MIME-Version: 1.0
References: <20220111134659.24961-1-vincent.guittot@linaro.org>
 <20220111134659.24961-2-vincent.guittot@linaro.org> <1e64dac6-7724-f3f8-978e-fc70dbcc0ae3@arm.com>
In-Reply-To: <1e64dac6-7724-f3f8-978e-fc70dbcc0ae3@arm.com>
From:   Vincent Guittot <vincent.guittot@linaro.org>
Date:   Wed, 12 Jan 2022 17:04:56 +0100
Message-ID: <CAKfTPtD0547r118KfpdSSiQPh5r9K_KWGshC1+U2y7czo8c=dA@mail.gmail.com>
Subject: Re: [PATCH 3 1/4] sched/pelt: Relax the sync of util_sum with util_avg
To:     Dietmar Eggemann <dietmar.eggemann@arm.com>
Cc:     mingo@redhat.com, peterz@infradead.org, juri.lelli@redhat.com,
        rostedt@goodmis.org, bsegall@google.com, mgorman@suse.de,
        bristot@redhat.com, linux-kernel@vger.kernel.org,
        rickyiu@google.com, odin@uged.al, sachinp@linux.vnet.ibm.com,
        naresh.kamboju@linaro.org
Content-Type: text/plain; charset="UTF-8"
Precedence: bulk

On Wed, 12 Jan 2022 at 16:26, Dietmar Eggemann <dietmar.eggemann@arm.com> wrote:
>
> On 11/01/2022 14:46, Vincent Guittot wrote:
> > Rick reported performance regressions in bugzilla because of cpu frequency
> > being lower than before:
> >     https://bugzilla.kernel.org/show_bug.cgi?id=215045
> >
> > He bisected the problem to:
> > commit 1c35b07e6d39 ("sched/fair: Ensure _sum and _avg values stay consistent")
> >
> > This commit forces util_sum to be synced with the new util_avg after
> > removing the contribution of a task and before the next periodic sync.
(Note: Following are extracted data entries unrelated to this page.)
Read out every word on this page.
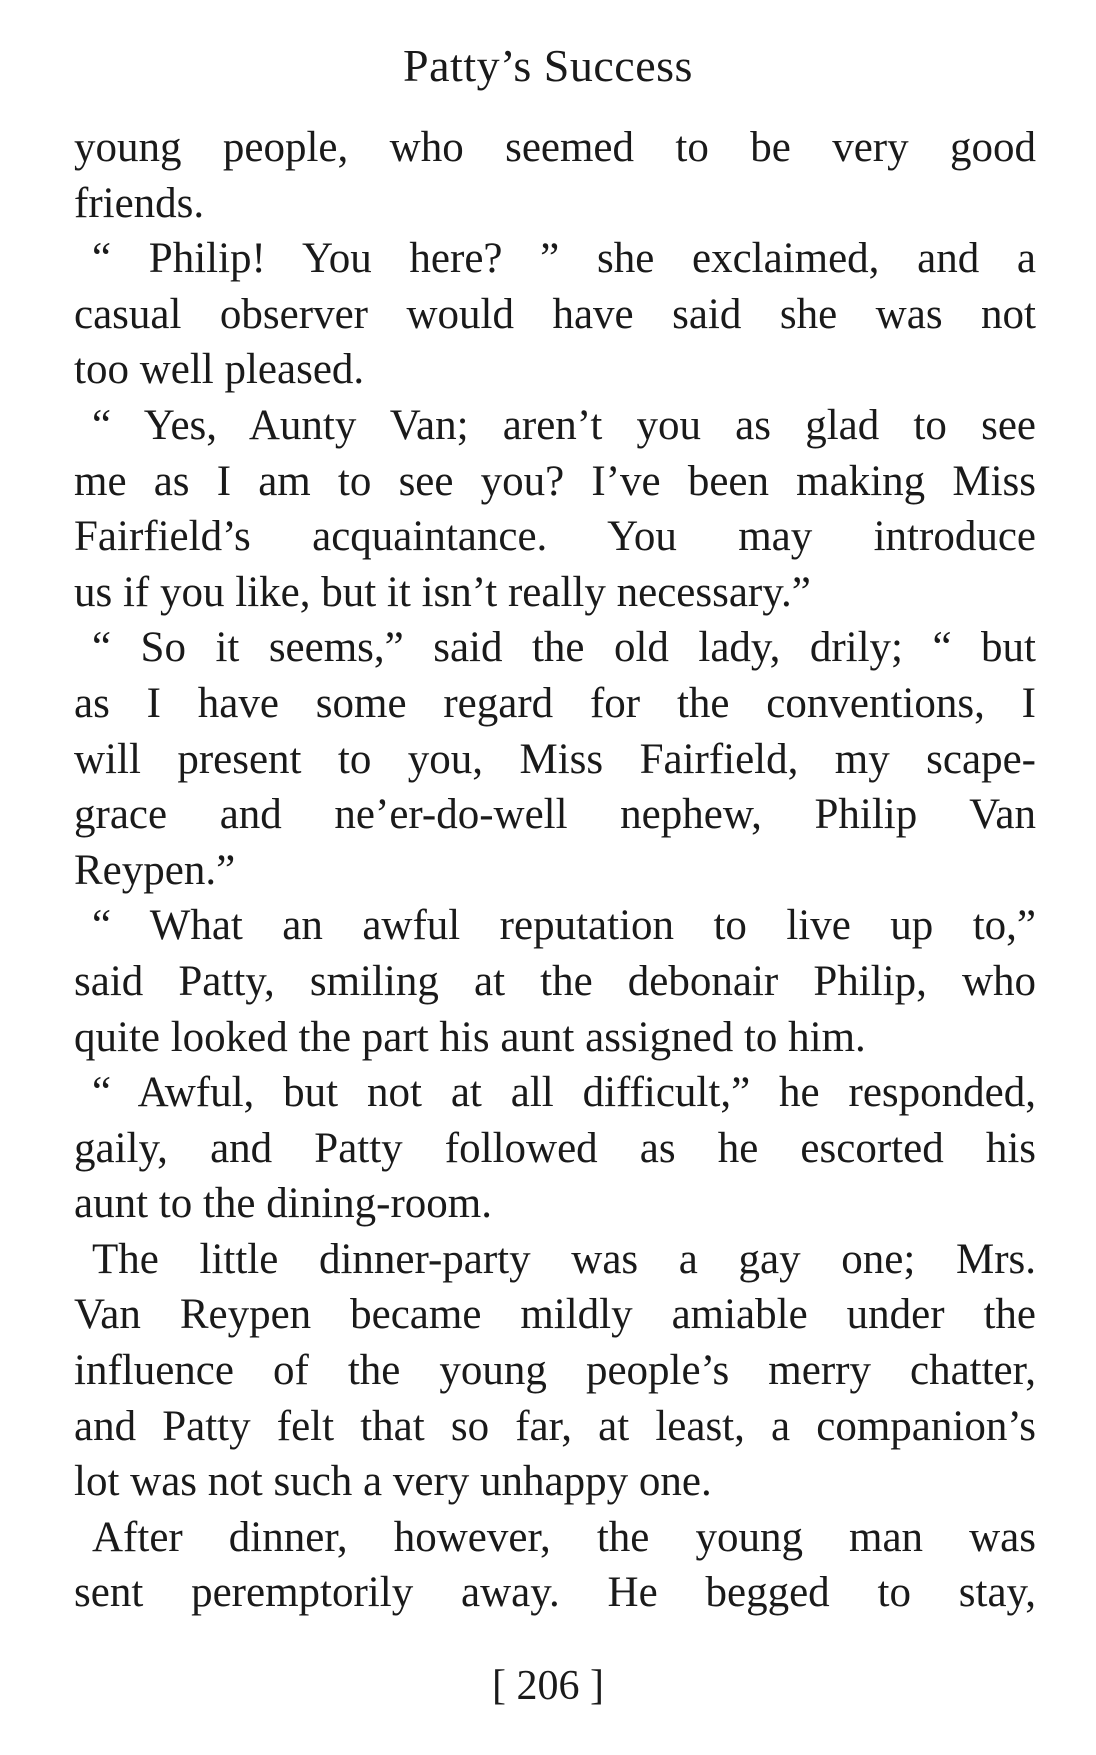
Patty’s Success
young people, who seemed to be very good
friends.
“ Philip! You here? ” she exclaimed, and a
casual observer would have said she was not
too well pleased.
“ Yes, Aunty Van; aren’t you as glad to see
me as I am to see you? I’ve been making Miss
Fairfield’s acquaintance. You may introduce
us if you like, but it isn’t really necessary.”
“ So it seems,” said the old lady, drily; “ but
as I have some regard for the conventions, I
will present to you, Miss Fairfield, my scape-
grace and ne’er-do-well nephew, Philip Van
Reypen.”
“ What an awful reputation to live up to,”
said Patty, smiling at the debonair Philip, who
quite looked the part his aunt assigned to him.
“ Awful, but not at all difficult,” he responded,
gaily, and Patty followed as he escorted his
aunt to the dining-room.
The little dinner-party was a gay one; Mrs.
Van Reypen became mildly amiable under the
influence of the young people’s merry chatter,
and Patty felt that so far, at least, a companion’s
lot was not such a very unhappy one.
After dinner, however, the young man was
sent peremptorily away. He begged to stay,
[ 206 ]
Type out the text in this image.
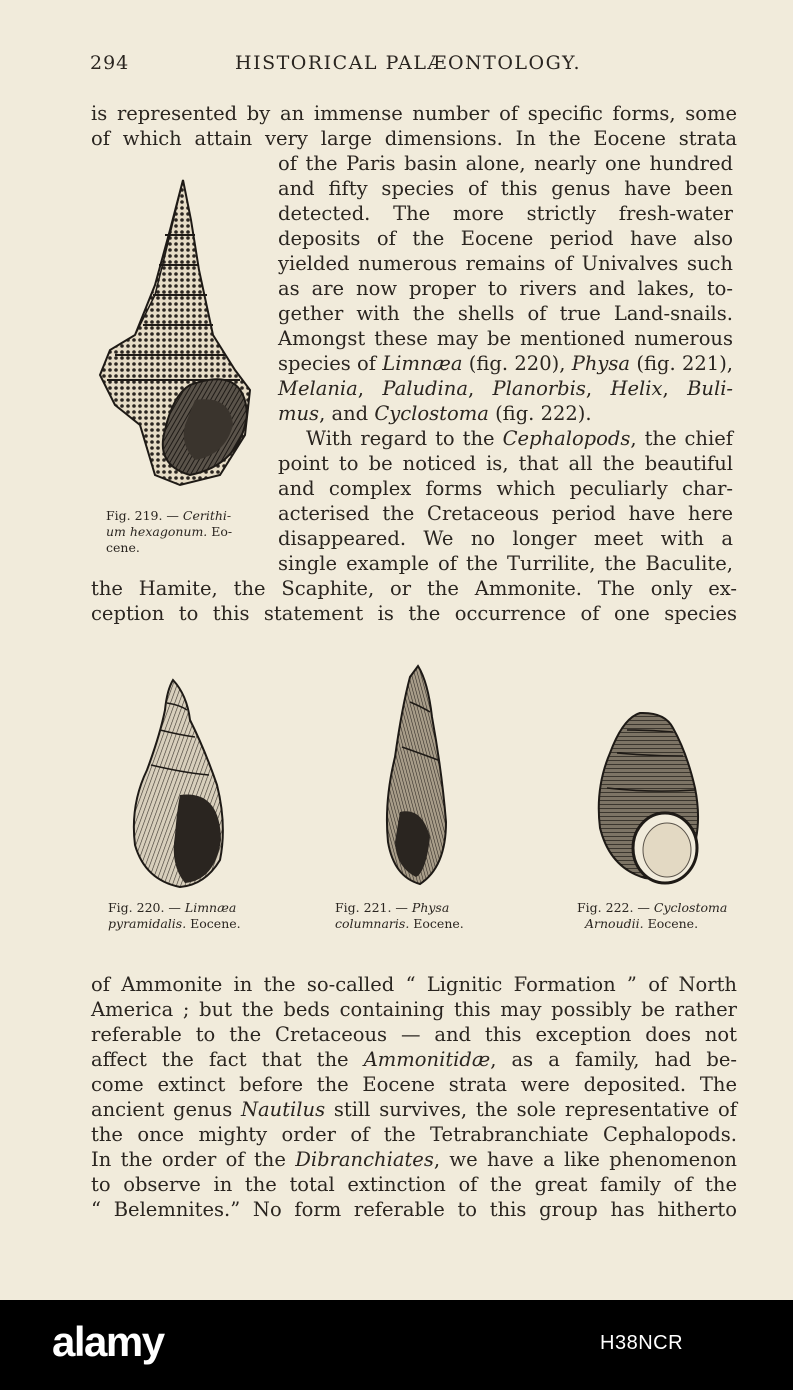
294	HISTORICAL PALÆONTOLOGY.
is represented by an immense number of specific forms, some
of which attain very large dimensions. In the Eocene strata
of the Paris basin alone, nearly one hundred
and fifty species of this genus have been
detected. The more strictly fresh-water
deposits of the Eocene period have also
yielded numerous remains of Univalves such
as are now proper to rivers and lakes, to-
gether with the shells of true Land-snails.
Amongst these may be mentioned numerous
species of Limnæa (fig. 220), Physa (fig. 221),
Melania, Paludina, Planorbis, Helix, Buli-
mus, and Cyclostoma (fig. 222).
With regard to the Cephalopods, the chief
point to be noticed is, that all the beautiful
and complex forms which peculiarly char-
acterised the Cretaceous period have here
disappeared. We no longer meet with a
single example of the Turrilite, the Baculite,
the Hamite, the Scaphite, or the Ammonite. The only ex-
ception to this statement is the occurrence of one species
Fig. 219. — Cerithi-
um hexagonum. Eo-
cene.
Fig. 220. — Limnæa
pyramidalis. Eocene.
Fig. 221. — Physa
columnaris. Eocene.
Fig. 222. — Cyclostoma
Arnoudii. Eocene.
of Ammonite in the so-called “ Lignitic Formation ” of North
America ; but the beds containing this may possibly be rather
referable to the Cretaceous — and this exception does not
affect the fact that the Ammonitidæ, as a family, had be-
come extinct before the Eocene strata were deposited. The
ancient genus Nautilus still survives, the sole representative of
the once mighty order of the Tetrabranchiate Cephalopods.
In the order of the Dibranchiates, we have a like phenomenon
to observe in the total extinction of the great family of the
“ Belemnites.” No form referable to this group has hitherto
alamy	H38NCR
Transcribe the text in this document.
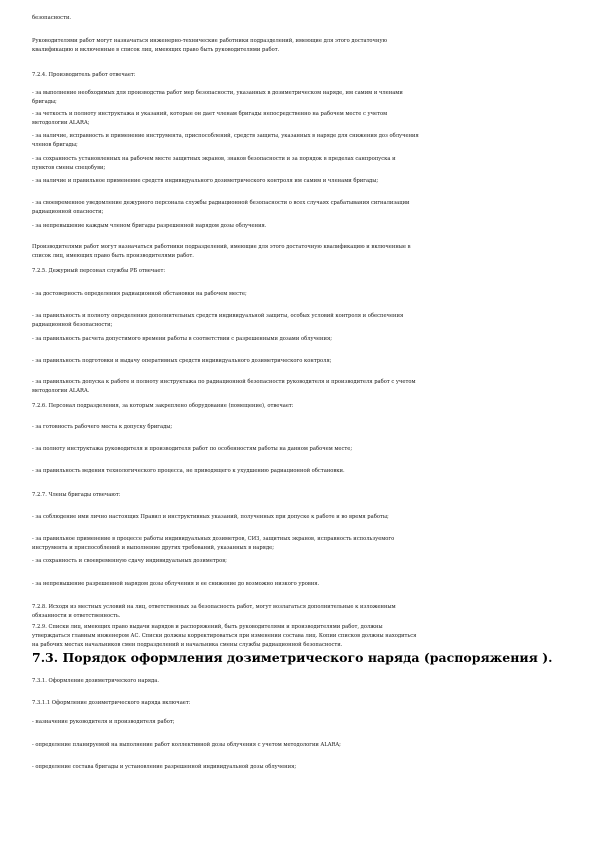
безопасности.

Руководителями работ могут назначаться инженерно-технические работники подразделений, имеющие для этого достаточную
квалификацию и включенные в список лиц, имеющих право быть руководителями работ.

7.2.4. Производитель работ отвечает:

- за выполнение необходимых для производства работ мер безопасности, указанных в дозиметрическом наряде, им самим и членами
бригады;

- за четкость и полноту инструктажа и указаний, которые он дает членам бригады непосредственно на рабочем месте с учетом
методологии ALARA;

- за наличие, исправность и применение инструмента, приспособлений, средств защиты, указанных в наряде для снижения доз облучения
членов бригады;

- за сохранность установленных на рабочем месте защитных экранов, знаков безопасности и за порядок в пределах санпропуска и
пунктов смены спецобуви;

- за наличие и правильное применение средств индивидуального дозиметрического контроля им самим и членами бригады;

- за своевременное уведомление дежурного персонала службы радиационной безопасности о всех случаях срабатывания сигнализации
радиационной опасности;

- за непревышение каждым членом бригады разрешенной нарядом дозы облучения.

Производителями работ могут назначаться работники подразделений, имеющие для этого достаточную квалификацию и включенные в
список лиц, имеющих право быть производителями работ.

7.2.5. Дежурный персонал службы РБ отвечает:

- за достоверность определения радиационной обстановки на рабочем месте;

- за правильность и полноту определения дополнительных средств индивидуальной защиты, особых условий контроля и обеспечения
радиационной безопасности;

- за правильность расчета допустимого времени работы в соответствии с разрешенными дозами облучения;

- за правильность подготовки и выдачу оперативных средств индивидуального дозиметрического контроля;

- за правильность допуска к работе и полноту инструктажа по радиационной безопасности руководителя и производителя работ с учетом
методологии ALARA.

7.2.6. Персонал подразделения, за которым закреплено оборудование (помещение), отвечает:

- за готовность рабочего места к допуску бригады;

- за полноту инструктажа руководителя и производителя работ по особенностям работы на данном рабочем месте;

- за правильность ведения технологического процесса, не приводящего к ухудшению радиационной обстановки.

7.2.7. Члены бригады отвечают:

- за соблюдение ими лично настоящих Правил и инструктивных указаний, полученных при допуске к работе и во время работы;

- за правильное применение в процессе работы индивидуальных дозиметров, СИЗ, защитных экранов, исправность используемого
инструмента и приспособлений и выполнение других требований, указанных в наряде;

- за сохранность и своевременную сдачу индивидуальных дозиметров;

- за непревышение разрешенной нарядом дозы облучения и ее снижение до возможно низкого уровня.

7.2.8. Исходя из местных условий на лиц, ответственных за безопасность работ, могут возлагаться дополнительные к изложенным
обязанности и ответственность.

7.2.9. Списки лиц, имеющих право выдачи нарядов и распоряжений, быть руководителями и производителями работ, должны
утверждаться главным инженером АС. Списки должны корректироваться при изменении состава лиц. Копии списков должны находиться
на рабочих местах начальников смен подразделений и начальника смены службы радиационной безопасности.

7.3. Порядок оформления дозиметрического наряда (распоряжения ).

7.3.1. Оформление дозиметрического наряда.

7.3.1.1 Оформление дозиметрического наряда включает:

- назначение руководителя и производителя работ;

- определение планируемой на выполнение работ коллективной дозы облучения с учетом методологии ALARA;

- определение состава бригады и установление разрешенной индивидуальной дозы облучения;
By
> > doing so util_sum is rounded to its lower bound and might lost up to
> > LOAD_AVG_MAX-1 of accumulated contribution which has not yet been
> > reflected in util_avg.
> >
> > Instead of always setting util_sum to the low bound of util_avg, which can
> > significantly lower the utilization of root cfs_rq after propagating the
> > change down into the hierarchy, we revert the change of util_sum and
> > propagate the difference.
>
> IMHO, this paragraph does not match the changes in this patch.


>
> > In addition, we also check that cfs's util_sum always stays above the
> > lower bound for a given util_avg as it has been observed that
> > sched_entity's util_sum is sometimes above cfs one.
>
> And I guess this one also refers to the code change in 2/4, i.e. in
> update_tg_cfs_util().

The 3 places can have the problem although it's probably more obvious
in detach_entity_load_avg or update_tg_cfs_util because this is done
synchronously unlike here

> > Reported-by: Rick Yiu <rickyiu@google.com>
> > Fixes: 1c35b07e6d39 ("sched/fair: Ensure _sum and _avg values stay consistent")
> > Signed-off-by: Vincent Guittot <vincent.guittot@linaro.org>
> > ---
> >  kernel/sched/fair.c | 16 ++++++++++++++--
> >  1 file changed, 14 insertions(+), 2 deletions(-)
> >
> > diff --git a/kernel/sched/fair.c b/kernel/sched/fair.c
> > index 095b0aa378df..ed35255fdb85 100644
> > --- a/kernel/sched/fair.c
> > +++ b/kernel/sched/fair.c
> > @@ -3381,6 +3381,7 @@ void set_task_rq_fair(struct sched_entity *se,
> >       se->avg.last_update_time = n_last_update_time;
> >  }
> >
> > +#define MIN_DIVIDER (LOAD_AVG_MAX - 1024)
> >
> >  /*
> >   * When on migration a sched_entity joins/leaves the PELT hierarchy, we need to
> > @@ -3449,7 +3450,6 @@ void set_task_rq_fair(struct sched_entity *se,
> >   * XXX: only do this for the part of runnable > running ?
> >   *
> >   */
> > -
> >  static inline void
> >  update_tg_cfs_util(struct cfs_rq *cfs_rq, struct sched_entity *se, struct cfs_rq *gcfs_rq)
> >  {
> > @@ -3681,7 +3681,19 @@ update_cfs_rq_load_avg(u64 now, struct cfs_rq *cfs_rq)
> >
> >               r = removed_util;
> >               sub_positive(&sa->util_avg, r);
> > -             sa->util_sum = sa->util_avg * divider;
> > +             sub_positive(&sa->util_sum, r * divider);
> > +             /*
> > +              * Because of rounding, se->util_sum might ends up being +1 more than
>
> There are no se's involved in update_cfs_rq_load_avg(). Could be hard to
> grasp for people only looking at this function.

I moved the comment there to stay in patch 1 but it reflects the whole
problem of rounding when removing some util_avg/sum from a cfs whereas
we only have part of the problem in update_cfs_rq_load_avg()

>
> > +              * cfs->util_sum. Although this is not a problem by itself, detaching
> > +              * a lot of tasks with the rounding problem between 2 updates of
> > +              * util_avg (~1ms) can make cfs->util_sum becoming null whereas
> > +              * cfs_util_avg is not.
> > +              * Check that util_sum is still above its lower bound for the new
> > +              * util_avg. Given that period_contrib might have moved since the last
> > +              * sync, we are only sure that util_sum must be above or equal to
> > +              *    util_avg * minimum possible divider
>                    ^^^
> some superfluous whitepaces.
>
> > +              */
> > +             sa->util_sum = max_t(u32, sa->util_sum, sa->util_avg * MIN_DIVIDER);
> >
> >               r = removed_runnable;
> >               sub_positive(&sa->runnable_avg, r);
> >
>